African Journal of
Political Science and International Relations

  • Abbreviation: Afr. J. Pol. Sci. Int. Relat.
  • Language: English
  • ISSN: 1996-0832
  • DOI: 10.5897/AJPSIR
  • Start Year: 2007
  • Published Articles: 403

Full Length Research Paper

Global Hegemonism and the rise of Comprador Intellectualism

Jaravani Dennis    
Department of Gender studies, Midlands State University Zimbabwe. 
Email: [email protected]

  •  Accepted: 13 August 2013
  •  Published: 30 September 2013

Abstract

One of the attendant effects of globalisation and the hegemonising forces unleashed thereof has been the rise of comprador intellectualism. This is a genre of intellectual analysis which by its failure to elaborate on the class character of globalisation tends to uphold, consciously or unconsciously, the dominant liberal doctrine underpinning globalisation.

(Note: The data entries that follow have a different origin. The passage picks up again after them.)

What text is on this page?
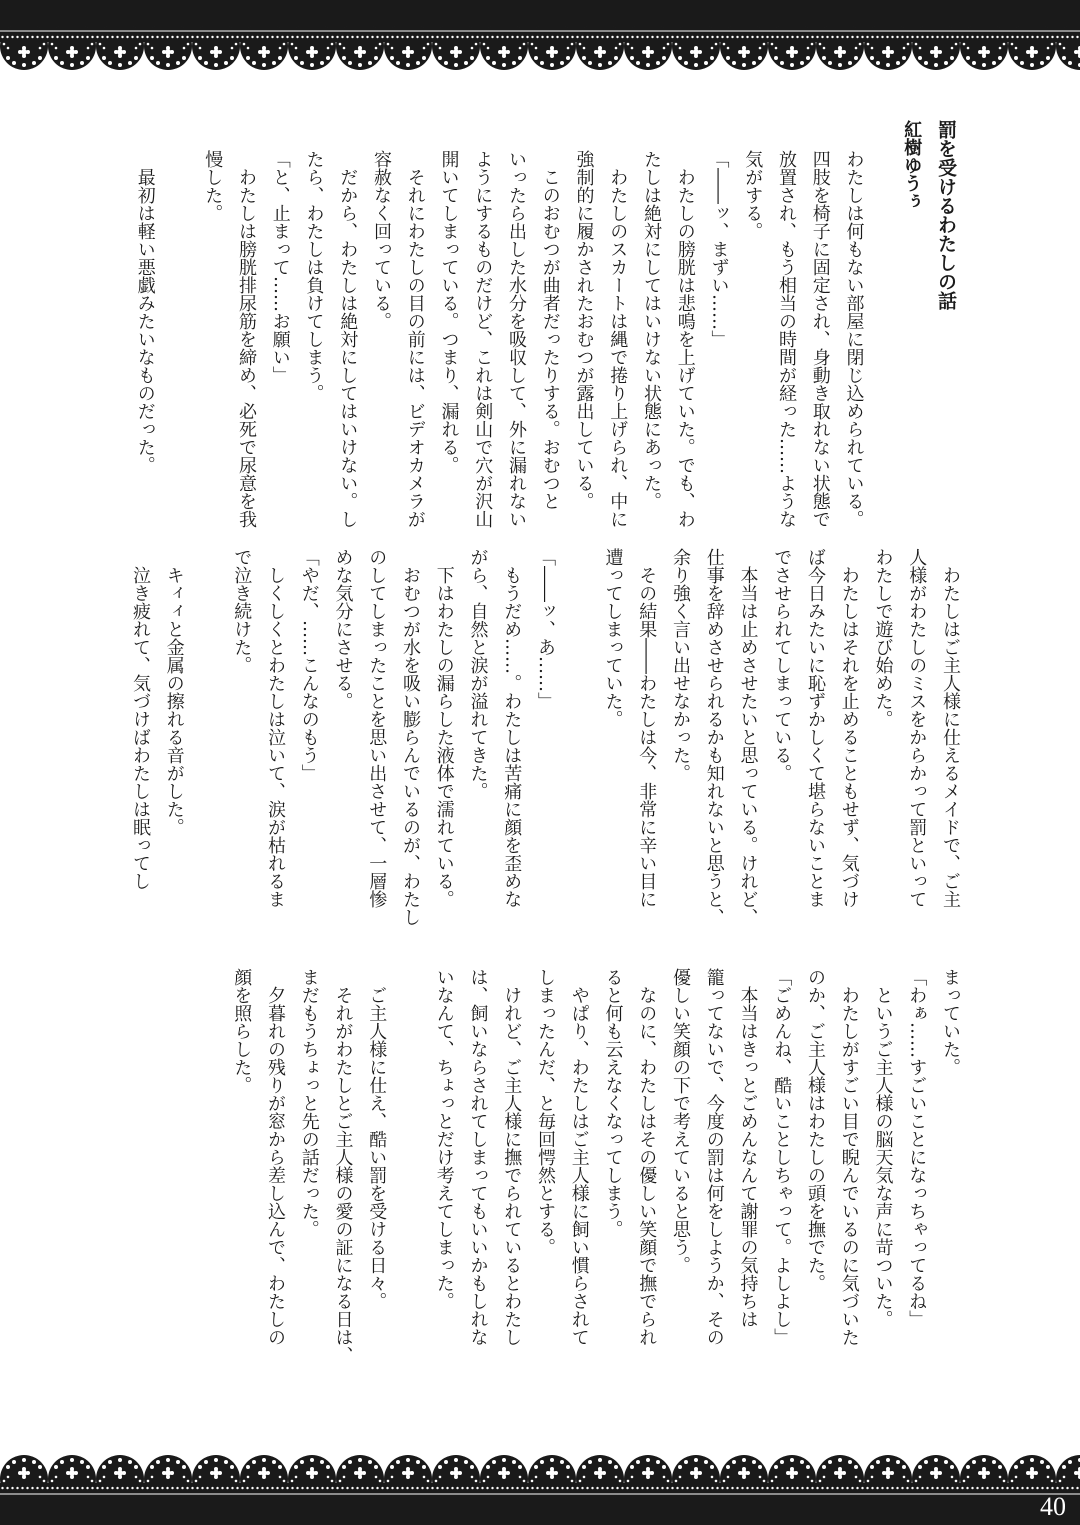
罰を受けるわたしの話
紅樹ゆうぅ
わたしは何もない部屋に閉じ込められている。
四肢を椅子に固定され、身動き取れない状態で
放置され、もう相当の時間が経った……ような
気がする。
「――ッ、まずい……」
　わたしの膀胱は悲鳴を上げていた。でも、わ
たしは絶対にしてはいけない状態にあった。
　わたしのスカートは縄で捲り上げられ、中に
強制的に履かされたおむつが露出している。
　このおむつが曲者だったりする。おむつと
いったら出した水分を吸収して、外に漏れない
ようにするものだけど、これは剣山で穴が沢山
開いてしまっている。つまり、漏れる。
　それにわたしの目の前には、ビデオカメラが
容赦なく回っている。
　だから、わたしは絶対にしてはいけない。し
たら、わたしは負けてしまう。
「と、止まって……お願い」
　わたしは膀胱排尿筋を締め、必死で尿意を我
慢した。
　最初は軽い悪戯みたいなものだった。
　わたしはご主人様に仕えるメイドで、ご主
人様がわたしのミスをからかって罰といって
わたしで遊び始めた。
　わたしはそれを止めることもせず、気づけ
ば今日みたいに恥ずかしくて堪らないことま
でさせられてしまっている。
　本当は止めさせたいと思っている。けれど、
仕事を辞めさせられるかも知れないと思うと、
余り強く言い出せなかった。
　その結果――わたしは今、非常に辛い目に
遭ってしまっていた。
「――ッ、あ……」
　もうだめ……。わたしは苦痛に顔を歪めな
がら、自然と涙が溢れてきた。
　下はわたしの漏らした液体で濡れている。
　おむつが水を吸い膨らんでいるのが、わたし
のしてしまったことを思い出させて、一層惨
めな気分にさせる。
「やだ、……こんなのもう」
　しくしくとわたしは泣いて、涙が枯れるま
で泣き続けた。
　キィィと金属の擦れる音がした。
　泣き疲れて、気づけばわたしは眠ってし
まっていた。
「わぁ……すごいことになっちゃってるね」
　というご主人様の脳天気な声に苛ついた。
　わたしがすごい目で睨んでいるのに気づいた
のか、ご主人様はわたしの頭を撫でた。
「ごめんね、酷いことしちゃって。よしよし」
　本当はきっとごめんなんて謝罪の気持ちは
籠ってないで、今度の罰は何をしようか、その
優しい笑顔の下で考えていると思う。
　なのに、わたしはその優しい笑顔で撫でられ
ると何も云えなくなってしまう。
　やぱり、わたしはご主人様に飼い慣らされて
しまったんだ、と毎回愕然とする。
　けれど、ご主人様に撫でられているとわたし
は、飼いならされてしまってもいいかもしれな
いなんて、ちょっとだけ考えてしまった。
　ご主人様に仕え、酷い罰を受ける日々。
　それがわたしとご主人様の愛の証になる日は、
まだもうちょっと先の話だった。
　夕暮れの残りが窓から差し込んで、わたしの
顔を照らした。
40
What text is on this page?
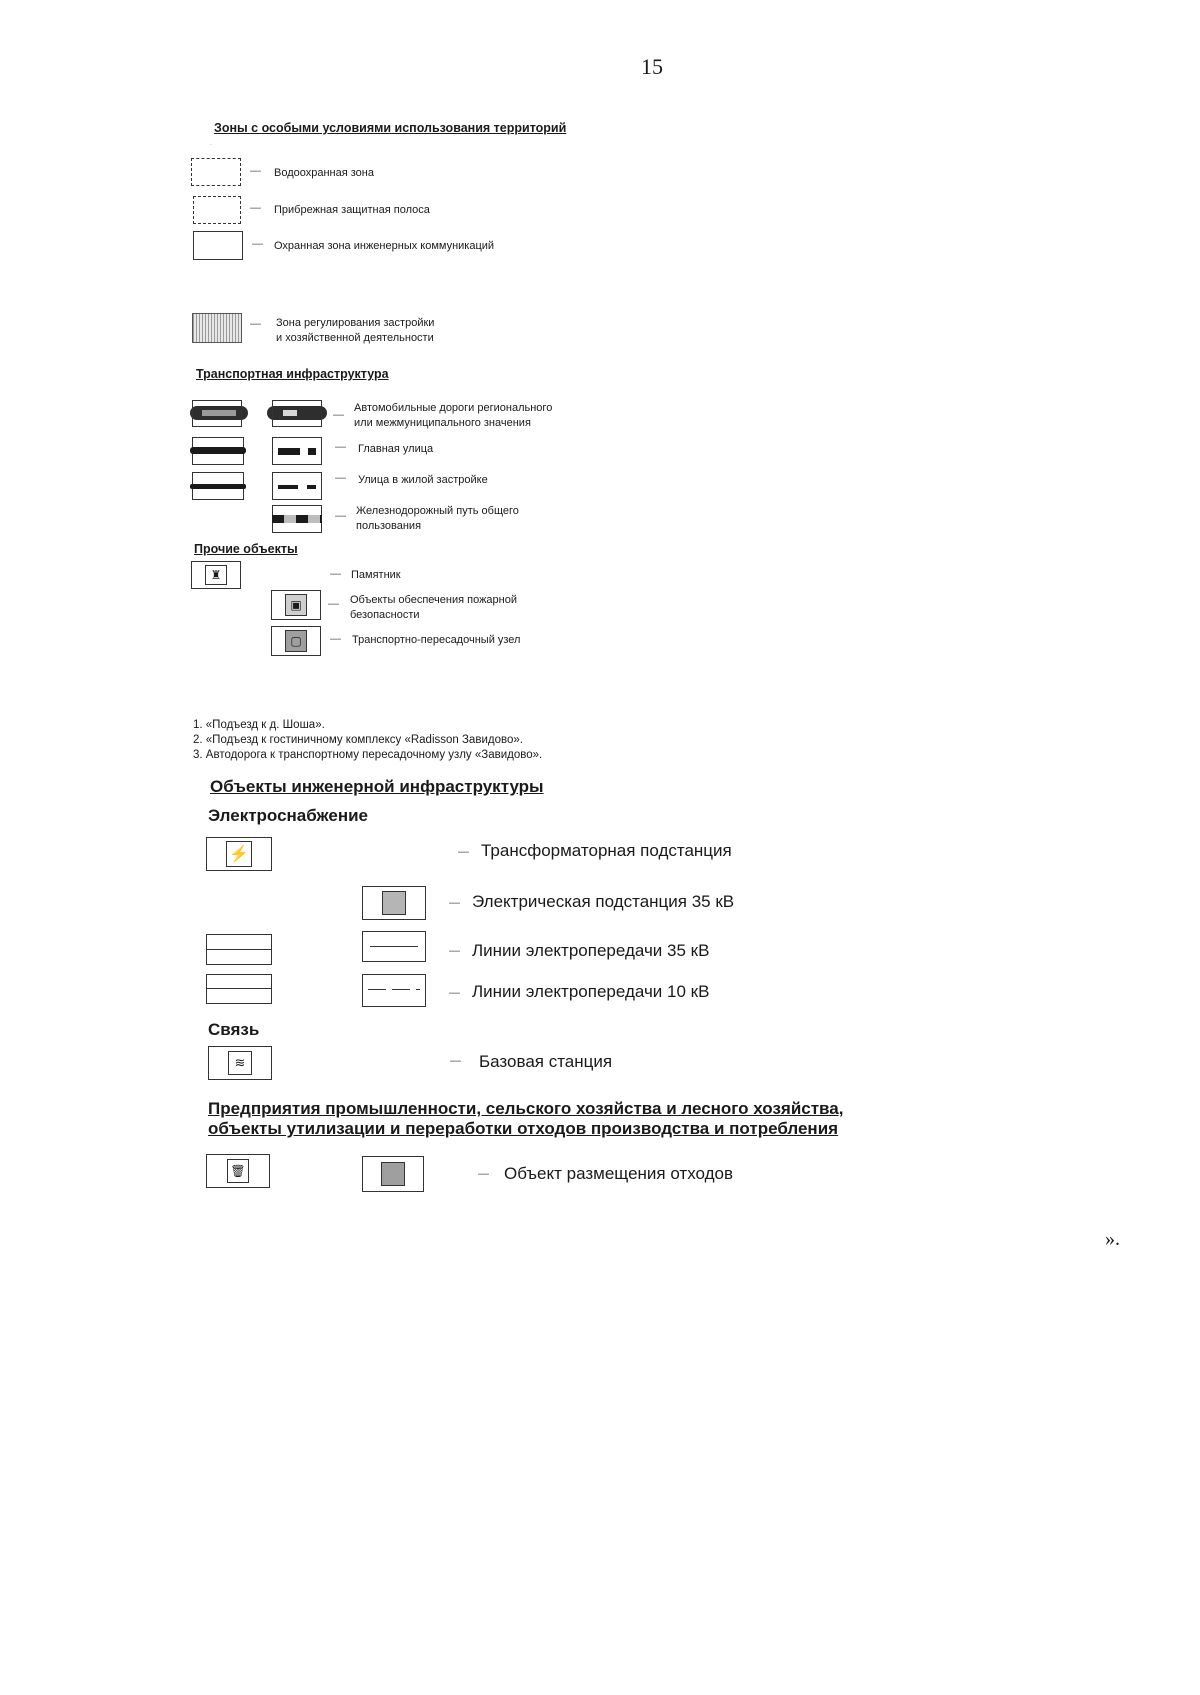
15
Зоны с особыми условиями использования территорий
·
— Водоохранная зона
— Прибрежная защитная полоса
— Охранная зона инженерных коммуникаций
— Зона регулирования застройки
и хозяйственной деятельности
Транспортная инфраструктура
—
Автомобильные дороги регионального
или межмуниципального значения
— Главная улица
— Улица в жилой застройке
— Железнодорожный путь общего
пользования
Прочие объекты
♜	— Памятник
▣	— Объекты обеспечения пожарной
безопасности
▢	— Транспортно-пересадочный узел
1. «Подъезд к д. Шоша».
2. «Подъезд к гостиничному комплексу «Radisson Завидово».
3. Автодорога к транспортному пересадочному узлу «Завидово».
Объекты инженерной инфраструктуры
Электроснабжение
⚡	— Трансформаторная подстанция
— Электрическая подстанция 35 кВ
— Линии электропередачи 35 кВ
— Линии электропередачи 10 кВ
Связь
≋	— Базовая станция
Предприятия промышленности, сельского хозяйства и лесного хозяйства,
объекты утилизации и переработки отходов производства и потребления
🗑	— Объект размещения отходов
».
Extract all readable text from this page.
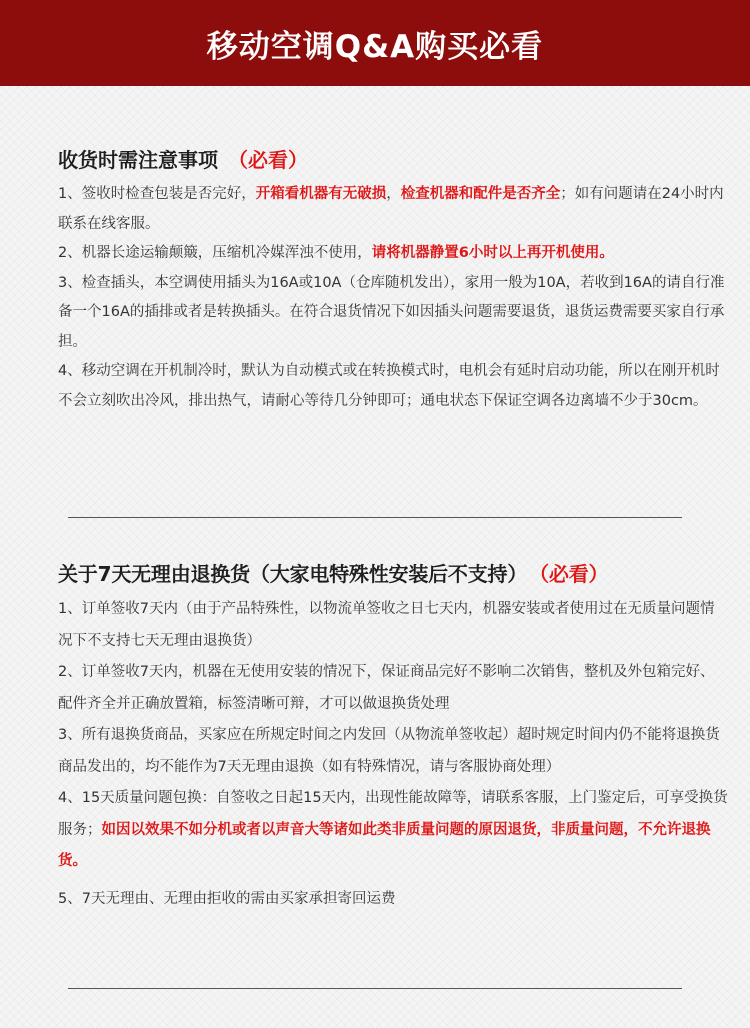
移动空调Q&A购买必看
收货时需注意事项 （必看）
1、签收时检查包装是否完好，开箱看机器有无破损，检查机器和配件是否齐全；如有问题请在24小时内联系在线客服。
2、机器长途运输颠簸，压缩机冷媒浑浊不使用，请将机器静置6小时以上再开机使用。
3、检查插头，本空调使用插头为16A或10A（仓库随机发出），家用一般为10A，若收到16A的请自行准备一个16A的插排或者是转换插头。在符合退货情况下如因插头问题需要退货，退货运费需要买家自行承担。
4、移动空调在开机制冷时，默认为自动模式或在转换模式时，电机会有延时启动功能，所以在刚开机时不会立刻吹出冷风，排出热气，请耐心等待几分钟即可；通电状态下保证空调各边离墙不少于30cm。
关于7天无理由退换货（大家电特殊性安装后不支持） （必看）
1、订单签收7天内（由于产品特殊性，以物流单签收之日七天内，机器安装或者使用过在无质量问题情况下不支持七天无理由退换货）
2、订单签收7天内，机器在无使用安装的情况下，保证商品完好不影响二次销售，整机及外包箱完好、配件齐全并正确放置箱，标签清晰可辩，才可以做退换货处理
3、所有退换货商品，买家应在所规定时间之内发回（从物流单签收起）超时规定时间内仍不能将退换货商品发出的，均不能作为7天无理由退换（如有特殊情况，请与客服协商处理）
4、15天质量问题包换：自签收之日起15天内，出现性能故障等，请联系客服，上门鉴定后，可享受换货服务；如因以效果不如分机或者以声音大等诸如此类非质量问题的原因退货，非质量问题，不允许退换货。
5、7天无理由、无理由拒收的需由买家承担寄回运费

The tragedy associated with this intellectual capitulation is that it has rendered futile, any efforts to expose the ills of globalisation on the intellectual frontier. The relegation of Marxism and the propagation of an intellectual genre bereft of class analysis has pre-empted the revolutionary movements of the workers, students and other revolutionary forces in the third world economies. The posting of Marxism as unhappy spirit begging to be laid to rest have thus provided an opportune moment for fragmentation of social thought. Far from the fact that comprador intellectualism arose out of the collapse of the Socialist project, it is a critical component of globalism as it reflects the all-powerful trend-setting tendencies of the global hegemonism which is so pervasive as to impose conformity and what can be believed to be acceptable intellectual currents. The posting of knowledge as power via the structuring but indeterminate discourses that are thereby produced, and the corresponding possibility of deconstructing empowered discourses, becomes itself extremely powerful as an orientation to analysis and understanding in research and intellectual discourse. 

 

Key words: Hegemonism, globalisation, Marxism, Democracy, fragmentation, Africa.